Mr. Hanon says he does not know whether most members of the Iraqi community in the United States are Arabs or Kurds, Christians or Muslims, Sunnis or Shias. But he says he believes the overseas bloc will be an important voice in the overall results.
"Over the course of years, during the Baathist regime, during Saddam's period, iraqis have fled, a large number of Iraqis fled the country," he said. "The numbers are said to be somewhere between three and five million expats. So, given that number and given how many people are going to vote, I would say there will be a significant influence or impact on the election, itself."
In the United States, polling sites will be set up in five cities -- Chicago, Illinois; Detroit, Michigan; Los Angeles, California; Nashville, Tennesee; and Washington, DC.
One potential voter is Sarhad Jammo, the Iraqi-American bishop of a Catholic Chaldean church in San Diego, California.
Bishop Jammo says there are 30,000 ethnic Iraqis living in the San Diego-area, all of whom want to exercise their rights to participate in the democratic process to build a new Iraq. He adds, though, that many of them believe it is not fair that the nearest polling station to his city is three hours away by car.

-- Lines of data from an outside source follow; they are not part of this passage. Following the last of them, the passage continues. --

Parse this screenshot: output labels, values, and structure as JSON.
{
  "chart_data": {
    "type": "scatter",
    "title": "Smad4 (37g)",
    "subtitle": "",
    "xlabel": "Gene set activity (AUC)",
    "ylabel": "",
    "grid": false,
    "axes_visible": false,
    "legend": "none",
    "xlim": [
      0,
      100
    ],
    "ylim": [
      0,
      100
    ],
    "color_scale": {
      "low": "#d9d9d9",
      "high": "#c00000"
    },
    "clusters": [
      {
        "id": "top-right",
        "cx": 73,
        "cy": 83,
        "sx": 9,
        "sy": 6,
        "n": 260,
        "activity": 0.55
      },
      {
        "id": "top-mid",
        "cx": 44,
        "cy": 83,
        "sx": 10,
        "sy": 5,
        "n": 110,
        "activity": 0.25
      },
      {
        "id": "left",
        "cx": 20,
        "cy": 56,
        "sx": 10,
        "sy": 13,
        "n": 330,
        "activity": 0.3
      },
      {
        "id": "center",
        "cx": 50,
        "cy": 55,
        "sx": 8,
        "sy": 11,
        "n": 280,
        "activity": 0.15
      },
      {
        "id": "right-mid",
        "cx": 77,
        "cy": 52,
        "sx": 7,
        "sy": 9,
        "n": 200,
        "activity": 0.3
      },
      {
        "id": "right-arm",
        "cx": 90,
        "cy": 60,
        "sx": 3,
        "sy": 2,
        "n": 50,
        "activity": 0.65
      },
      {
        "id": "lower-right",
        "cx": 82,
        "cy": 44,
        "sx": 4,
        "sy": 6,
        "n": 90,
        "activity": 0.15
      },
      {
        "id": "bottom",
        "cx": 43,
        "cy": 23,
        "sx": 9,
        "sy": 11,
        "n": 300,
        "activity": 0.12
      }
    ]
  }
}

"And that will create in the heart of the people a feeling of frustration and of, just, protest, and maybe boycotting it [the election] because they say that's what they [the organizers] want," he said. "They want to bar us from going to polls."
The U.S. spokesman for the Iraq Out-of-Country Voting Program, Jeremy Copeland, says the U.S. cities were chosen based on concentration of the local Iraqi community there.
"We think about one-third of Iraqis, just over one-third, actually, are around Detroit and places like Southfield and Dearborn [Michigan]," he explained. "We're looking at probably about 125,000 Iraqis there. Also, a large population in Chicago. There's a significant population in Nashville, Kurdish, in particular. Also a large population in San Francisco, Los Angeles and San Diego, as well as [Washington,] DC. And, then, there are pockets all over the place -- New York, Washington state, Texas, Arizona, Nebraska."
Mr. Copeland said Iraqis often raise questions about the voting center locations at town hall meetings that have been held in the five U.S. cities. But he added that potential voters also want to know more about the elections themselves, and the more than 100 political groups that are slated to run.